Moving Swiftly to Remove Debris from Properties Impacted by 2021 Wildfires, State Launches Dashboard to Track Progress


Today, the California Governor’s Office of Emergency Services (Cal OES) announces the launch of the 2021 Debris Removal Dashboard to track the state’s efforts to remove structural wildfire debris from properties impacted by the 2021 wildfires. So far, nearly 800 property owners have enrolled in the full version of the state’s Consolidated Debris Removal Program (Program), which is also administered by the California Department of Resources Recycling and Recovery (CalRecycle), with 60 enrolled in the program’s hazardous trees only element.

Property owners opt into the program by submitting a Right-of-Entry form (ROE) to their county, which allows the state to begin work on their property and incur no direct costs for the removal of burned metal, concrete, ash and contaminated soil from their properties.

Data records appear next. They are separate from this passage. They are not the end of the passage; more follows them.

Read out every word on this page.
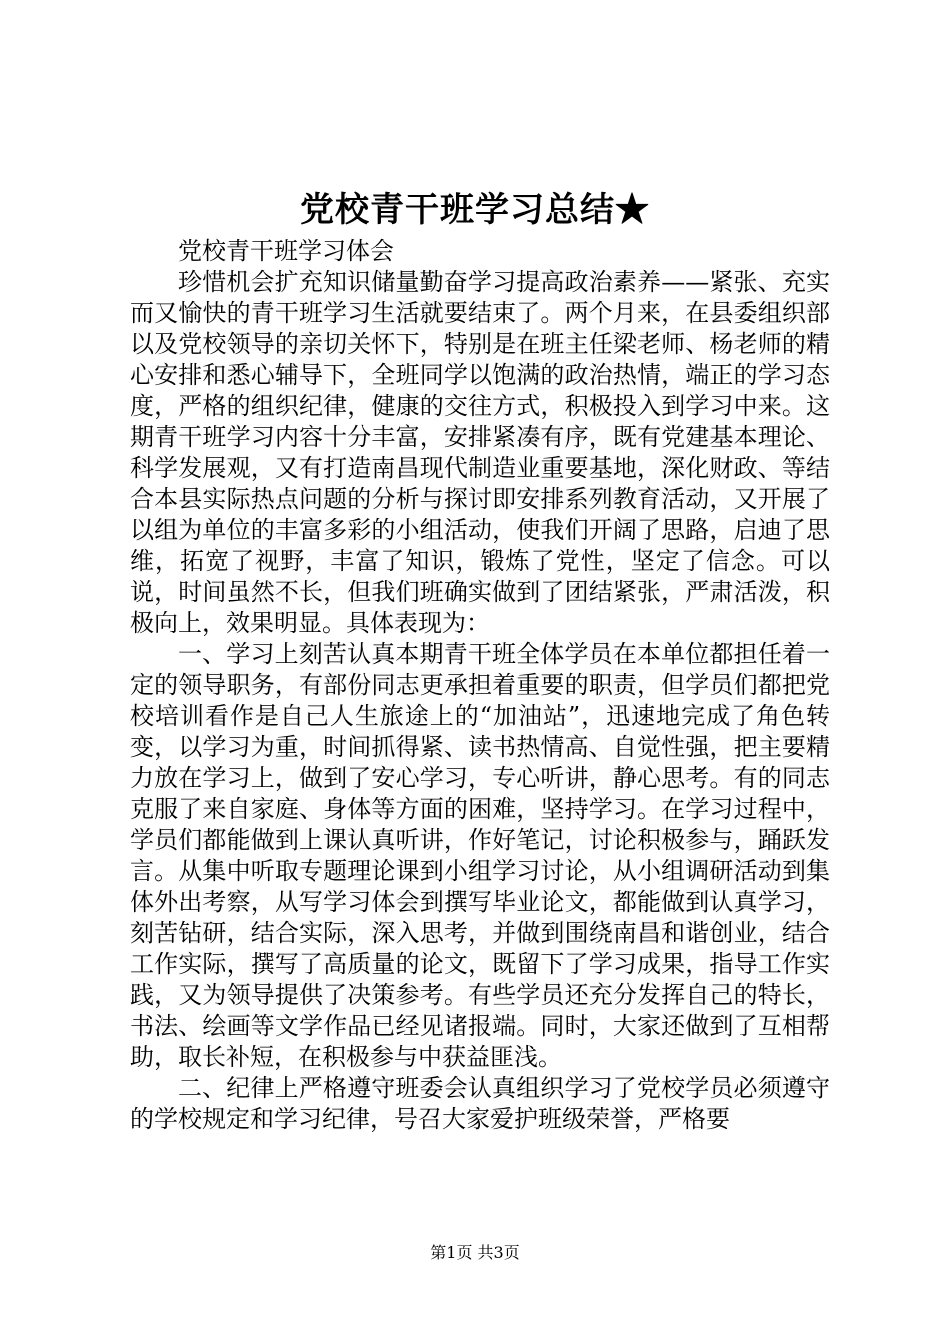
党校青干班学习总结★

党校青干班学习体会

珍惜机会扩充知识储量勤奋学习提高政治素养——紧张、充实而又愉快的青干班学习生活就要结束了。两个月来，在县委组织部以及党校领导的亲切关怀下，特别是在班主任梁老师、杨老师的精心安排和悉心辅导下，全班同学以饱满的政治热情，端正的学习态度，严格的组织纪律，健康的交往方式，积极投入到学习中来。这期青干班学习内容十分丰富，安排紧凑有序，既有党建基本理论、科学发展观，又有打造南昌现代制造业重要基地，深化财政、等结合本县实际热点问题的分析与探讨即安排系列教育活动，又开展了以组为单位的丰富多彩的小组活动，使我们开阔了思路，启迪了思维，拓宽了视野，丰富了知识，锻炼了党性，坚定了信念。可以说，时间虽然不长，但我们班确实做到了团结紧张，严肃活泼，积极向上，效果明显。具体表现为：

一、学习上刻苦认真本期青干班全体学员在本单位都担任着一定的领导职务，有部份同志更承担着重要的职责，但学员们都把党校培训看作是自己人生旅途上的“加油站”，迅速地完成了角色转变，以学习为重，时间抓得紧、读书热情高、自觉性强，把主要精力放在学习上，做到了安心学习，专心听讲，静心思考。有的同志克服了来自家庭、身体等方面的困难，坚持学习。在学习过程中，学员们都能做到上课认真听讲，作好笔记，讨论积极参与，踊跃发言。从集中听取专题理论课到小组学习讨论，从小组调研活动到集体外出考察，从写学习体会到撰写毕业论文，都能做到认真学习，刻苦钻研，结合实际，深入思考，并做到围绕南昌和谐创业，结合工作实际，撰写了高质量的论文，既留下了学习成果，指导工作实践，又为领导提供了决策参考。有些学员还充分发挥自己的特长，书法、绘画等文学作品已经见诸报端。同时，大家还做到了互相帮助，取长补短，在积极参与中获益匪浅。

二、纪律上严格遵守班委会认真组织学习了党校学员必须遵守的学校规定和学习纪律，号召大家爱护班级荣誉，严格要

第1页 共3页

There’s still time for interested homeowners to sign up for the Program – the deadline for property owners to submit an ROE to their county is November 15, 2021. Find more information about the state’s Consolidated Debris Removal Program, including contacts and county-specific ROE forms here.

Earlier this year, teams from the California Department of Toxic Substances Control (DTSC) and the United States Environmental Protection Agency (EPA) removed household hazardous waste (HHW), such as paints, cleaners, solvents, oils, batteries, pesticides, compressed cylinders and tanks. Once HHW is removed, structural debris removal can begin.

Property owners also can do the work themselves or hire a private contractor, but the work must meet the same state standards as the State Program. If work is started by the property owner or contractor, they become ineligible for the State Program.

Removing fire debris is critical to recovering from the fires and rebuilding. Property owners cannot start rebuilding until fire debris is removed from their properties and soil samples taken from the property meet state environmental health and safety standards.